Given the non-randomized, observational nature of this study, we cannot eliminate the possibility of secular trends or processes outside of couple counseling influencing our results. For example, disclosure of HIV status or engagement in HIV care have the potential to impact how women and men perceive support and assistance from those around them. However, we believe that the prospective assessment of the same women and men before and after couple counseling still suggests that the intervention had a substantial impact on perceptions of social support.
Existing differences in relationship dynamics and individual characteristics also could have influenced the type of couples who did or did not present for the study. Partners who agreed to be part of the study may have had different backgrounds than those who did not present. Similarly, the quality of the couple’s relationships may have independently led to increases in social support rather than couple counseling itself.

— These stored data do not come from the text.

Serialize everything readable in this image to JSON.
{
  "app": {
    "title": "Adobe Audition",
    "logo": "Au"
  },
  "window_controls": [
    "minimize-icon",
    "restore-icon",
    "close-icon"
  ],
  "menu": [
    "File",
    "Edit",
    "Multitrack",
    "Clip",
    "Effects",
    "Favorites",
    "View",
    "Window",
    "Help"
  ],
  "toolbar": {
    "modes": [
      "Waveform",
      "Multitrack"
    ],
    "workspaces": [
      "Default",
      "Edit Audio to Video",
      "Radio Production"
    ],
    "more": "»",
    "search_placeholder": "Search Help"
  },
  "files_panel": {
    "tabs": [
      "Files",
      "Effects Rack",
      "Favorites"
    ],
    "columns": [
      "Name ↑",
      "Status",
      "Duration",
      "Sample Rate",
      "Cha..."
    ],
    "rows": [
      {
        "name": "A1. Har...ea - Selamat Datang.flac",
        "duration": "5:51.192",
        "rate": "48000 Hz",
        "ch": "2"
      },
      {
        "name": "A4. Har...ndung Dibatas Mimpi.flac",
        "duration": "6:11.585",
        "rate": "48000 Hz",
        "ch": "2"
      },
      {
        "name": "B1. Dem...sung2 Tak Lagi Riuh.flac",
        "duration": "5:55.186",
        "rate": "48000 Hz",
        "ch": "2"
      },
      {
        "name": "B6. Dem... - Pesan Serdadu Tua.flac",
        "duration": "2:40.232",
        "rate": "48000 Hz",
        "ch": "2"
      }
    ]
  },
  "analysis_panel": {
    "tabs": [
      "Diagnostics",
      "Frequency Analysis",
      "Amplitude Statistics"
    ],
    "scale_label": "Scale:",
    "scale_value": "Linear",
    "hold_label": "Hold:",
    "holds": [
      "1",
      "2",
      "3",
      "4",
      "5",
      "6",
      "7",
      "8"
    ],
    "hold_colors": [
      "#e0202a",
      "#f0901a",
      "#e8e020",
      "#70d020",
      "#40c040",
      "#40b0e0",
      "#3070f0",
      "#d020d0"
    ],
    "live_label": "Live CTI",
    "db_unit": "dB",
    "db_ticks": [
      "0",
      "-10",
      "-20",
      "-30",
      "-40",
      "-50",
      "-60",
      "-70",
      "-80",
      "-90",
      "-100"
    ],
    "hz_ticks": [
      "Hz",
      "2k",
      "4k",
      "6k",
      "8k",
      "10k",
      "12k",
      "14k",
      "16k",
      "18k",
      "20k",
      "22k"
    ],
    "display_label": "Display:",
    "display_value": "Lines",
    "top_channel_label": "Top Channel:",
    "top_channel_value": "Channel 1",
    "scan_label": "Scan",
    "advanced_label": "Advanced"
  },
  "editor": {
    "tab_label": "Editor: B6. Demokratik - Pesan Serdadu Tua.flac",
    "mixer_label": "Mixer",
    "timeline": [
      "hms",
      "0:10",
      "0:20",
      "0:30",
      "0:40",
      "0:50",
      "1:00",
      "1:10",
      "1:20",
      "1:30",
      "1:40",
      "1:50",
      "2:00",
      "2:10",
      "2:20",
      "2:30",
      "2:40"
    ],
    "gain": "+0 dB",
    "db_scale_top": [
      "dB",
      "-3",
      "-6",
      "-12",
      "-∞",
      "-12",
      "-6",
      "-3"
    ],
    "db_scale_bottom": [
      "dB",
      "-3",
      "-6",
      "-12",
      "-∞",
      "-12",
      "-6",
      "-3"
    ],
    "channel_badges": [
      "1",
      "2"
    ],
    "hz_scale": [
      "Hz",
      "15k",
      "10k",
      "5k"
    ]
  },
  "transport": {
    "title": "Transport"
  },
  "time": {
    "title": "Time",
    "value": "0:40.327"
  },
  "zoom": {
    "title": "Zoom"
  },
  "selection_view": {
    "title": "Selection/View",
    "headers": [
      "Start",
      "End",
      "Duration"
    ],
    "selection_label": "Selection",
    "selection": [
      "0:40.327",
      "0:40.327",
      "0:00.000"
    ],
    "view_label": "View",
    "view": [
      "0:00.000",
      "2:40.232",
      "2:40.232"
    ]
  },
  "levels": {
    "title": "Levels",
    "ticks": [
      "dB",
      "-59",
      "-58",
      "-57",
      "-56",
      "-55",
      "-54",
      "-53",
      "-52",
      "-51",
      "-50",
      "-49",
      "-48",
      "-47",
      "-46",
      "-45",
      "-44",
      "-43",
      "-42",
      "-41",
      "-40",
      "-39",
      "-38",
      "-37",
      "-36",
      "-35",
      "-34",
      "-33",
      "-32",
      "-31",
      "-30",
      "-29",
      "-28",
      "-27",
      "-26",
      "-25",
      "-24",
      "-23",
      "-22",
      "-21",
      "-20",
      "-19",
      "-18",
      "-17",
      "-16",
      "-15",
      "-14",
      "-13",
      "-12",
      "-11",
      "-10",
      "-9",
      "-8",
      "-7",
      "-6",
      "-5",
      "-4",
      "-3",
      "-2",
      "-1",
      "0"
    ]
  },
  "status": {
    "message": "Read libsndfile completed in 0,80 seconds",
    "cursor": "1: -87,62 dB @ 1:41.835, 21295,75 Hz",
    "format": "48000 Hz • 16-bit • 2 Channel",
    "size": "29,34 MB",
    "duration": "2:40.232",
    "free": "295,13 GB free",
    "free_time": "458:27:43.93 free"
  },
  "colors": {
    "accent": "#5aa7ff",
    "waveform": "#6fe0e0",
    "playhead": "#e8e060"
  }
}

Our analysis attempted to adjust for these possible differences by including a number of potential confounding factors, whose selection was informed by a review of relevant literature.
Conclusion
With global public health organizations (WHO) and large-scale donors (PEPFAR) recommending couple counseling scale-up wherever possible, there is a growing need to ensure that couple counseling, is an environment where couples can learn one another’s HIV statuses in a supportive environment. Our results suggest that couple counseling does not result in the loss of social support, but rather enhances it.
Acknowledgments
Sources of Funding: NLB was supported by the National Institutes of Health Fogarty International Center (R25TW009340). The parent study and NER were supported by the National Institute of Mental Health (K99MH104154-01A1).
Footnotes
Ethics: The study received approval from both the National Health Science Research Committee in Malawi and the University of North Carolina at Chapel Hill Institutional Review Board. All participants provided informed consent.